C’è da ragionare inoltre su questa decisione, che avviene forse anche su indicazione dei consulenti americani a Kiev, leggi Cia, che forse ha deciso di raccogliere i segnali distensivi giunti da Mosca, decidendo infine per consentire elezioni senza la minaccia di tank e bombardamenti. Rimane naturalmente l’incognita della partecipazione (meno sul vincitore che con tutta probabilità sarà l’oligarca Poroshenko) delle regioni orientali del paese. è altrettanto vero che anche nel fronte dei filorussi non tutti sembrano pensarla allo stesso modo.

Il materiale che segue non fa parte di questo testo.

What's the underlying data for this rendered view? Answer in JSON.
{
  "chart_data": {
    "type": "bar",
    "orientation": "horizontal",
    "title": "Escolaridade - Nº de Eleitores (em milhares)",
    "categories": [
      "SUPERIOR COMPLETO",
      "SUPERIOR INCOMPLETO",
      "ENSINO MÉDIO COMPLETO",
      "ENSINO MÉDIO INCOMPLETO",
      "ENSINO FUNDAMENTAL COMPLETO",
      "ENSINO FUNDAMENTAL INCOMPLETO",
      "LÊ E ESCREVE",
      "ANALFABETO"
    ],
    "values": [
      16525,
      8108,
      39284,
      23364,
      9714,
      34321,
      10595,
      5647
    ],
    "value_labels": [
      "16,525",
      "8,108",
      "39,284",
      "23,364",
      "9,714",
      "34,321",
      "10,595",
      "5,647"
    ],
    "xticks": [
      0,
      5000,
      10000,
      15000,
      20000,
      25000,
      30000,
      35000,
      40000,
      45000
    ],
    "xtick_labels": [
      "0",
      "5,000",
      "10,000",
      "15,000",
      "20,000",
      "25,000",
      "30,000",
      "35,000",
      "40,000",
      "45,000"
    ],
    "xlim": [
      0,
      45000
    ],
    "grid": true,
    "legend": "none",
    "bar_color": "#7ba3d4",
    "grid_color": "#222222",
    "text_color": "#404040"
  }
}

Ieri Pavel Gubarev, uno dei leader dell’autoproclamata Repubblica popolare di Donetsk, ha annunciato la formazione di un partito nuovo di zecca, chiamato La Nuova Russia. I pro-Mosca dicono inoltre di voler realizzare un nuovo Stato, il nome è lo stesso del partito, la Nuova Russia, unendo le «repubbliche» separatiste di Donetsk e Lugansk.

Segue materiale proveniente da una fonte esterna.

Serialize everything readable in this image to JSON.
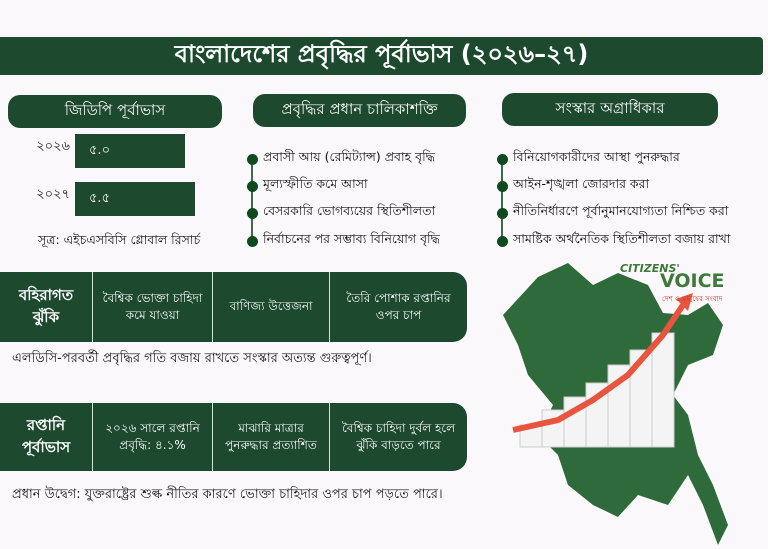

Ieri è tornato a parlare di Ucraina anche il vicepresidente Usa Joe Biden, dopo la scoperta che suo figlio farà parte della più importante compagnia di gas ucraino. «Tutti i Paesi devono usare la loro influenza per garantire un clima stabile che consenta agli ucraini di votare domenica in piena libertà», ha specificato Biden in una conferenza stampa a Bucarest al termine di un colloquio con il presidente romeno Traian Basescu.

Il vicepresidente ha nuovamente dato assicurazioni alla Romania ribadendo l’impegno degli Usa a rispettare l’articolo 5 del Trattato della Nato sulla difesa collettiva degli stati membri, e ha sottolineato l’intenzione dell’Alleanza di rafforzare la sua presenza nell’Europa centrorientale, su terra, mare e cielo. Biden ha quindi confermato i tempi di realizzazione del progetto di scudo antimissile per il sito romeno di Deveselu, nel sud del paese.

Il vicepresidente americano ha infine dichiarato a Budapest che saranno necessarie nuove sanzioni contro la Russia se questa saboterà l’elezione presidenziale di domenica 25 in Ucraina. «Se la Russia sabota l’elezione in Ucraina, noi dobbiamo essere determinati a imporre costi supplementari», ha detto Biden in una conferenza stampa.

Ieri sono proseguiti anche gli incontri del tavolo di unità nazionale, organismo che appare superato dopo l’ultimo memorandum approvato dal Parlamento, sebbene non da tutti i partiti. Il premier autoproclamato di Kiev Arseni Yatseniuk, ieri, ha escluso la possibilità di incontri bilaterali tra Mosca e Kiev per risolvere la crisi in Ucraina. «Nel contesto attuale – ha detto durante la terza seduta del tavolo di dialogo nazionale a Mikolaiv – credo che le negoziazioni bilaterali tra l’Ucraina e la Russia non possano essere prese in considerazione».

Yatseniuk si è però detto a favore di un altro vertice a quattro con i rappresentanti di Usa, Ue, Ucraina e Russia come quello di Ginevra del 17 aprile. Da capire infine gli effetti che avrà sulla situazione ucraina lì’accordo storico tra Cina e Russia in materia di fornitura di gas.